The Danish contribution to the US mission in northern Iraq will not be limited to humanitarian aid. The Foreign Affairs Committee (Udenrigspolitisk Nævn) decided on Thursday that Denmark will also transport weapons and send a contingent of troops.
“Denmark’s government is ready to support the fight against [the Islamic State] with a Hercules air transport of light arms and ammunition and logistics. Also more humanitarian aid,” Foreign Minister Martin Lidegaard wrote on Twitter.
— Martin Lidegaard (@martinlidegaard) August 21, 2014
Denmark will send a Hercules C-130 aircraft carrier carrying humanitarian aid to those who have fled the forward march of the Islamic State, as well as deliver weapons and other military equipment to the Iraqi government and Kurdish forces in the area. Around 55 soldiers will accompany the mission.
Lidegaard said that the Danish military action would be limited.
“It is an isolated transport action that we have committed to. We have not committed to either F-16 jets or as what the Americans would call ‘boots on the ground’,” Lidegaard said following the committee’s five-hour meeting on Thursday, according to Politiken.
The mission in Iraq has the support of all of Denmark’s political parties with the exception of the left-wing Red-Green Alliance (Enhedslisten). The Foreign Affairs Committee’s recommendation is expected to be approved by parliament on Wednesday.
“As soon as the green button is pushed in parliament, the plane is ready to take flight. The crew will consist of 55 men and a small portion of them will be bodyguards as the mission is not without risk. We think it is incredibly import to bring weapons and ammunition to those who are protecting civilians against [the Islamic State],” Defence Minister Nicolai Wammen told Berlingske Nyhedsbureau.
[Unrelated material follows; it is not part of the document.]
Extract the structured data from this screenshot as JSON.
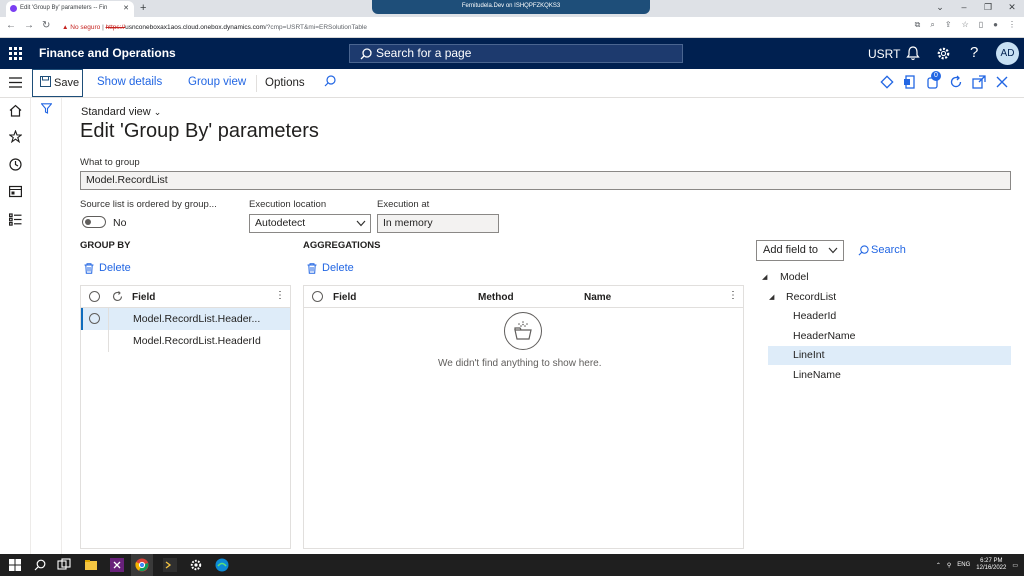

Denmark had previously only mentioned contributing humanitarian aid to Iraq before the change of course in Thursday’s meeting. The Foreign Affairs Committee met shortly after The Guardian reported that the Islamic State, the terrorist group formerly known as Isis, had taken a Dane hostage. The Foreign Ministry has not confirmed that information, and Lidegaard denied that the report had any influence on the committee’s decision.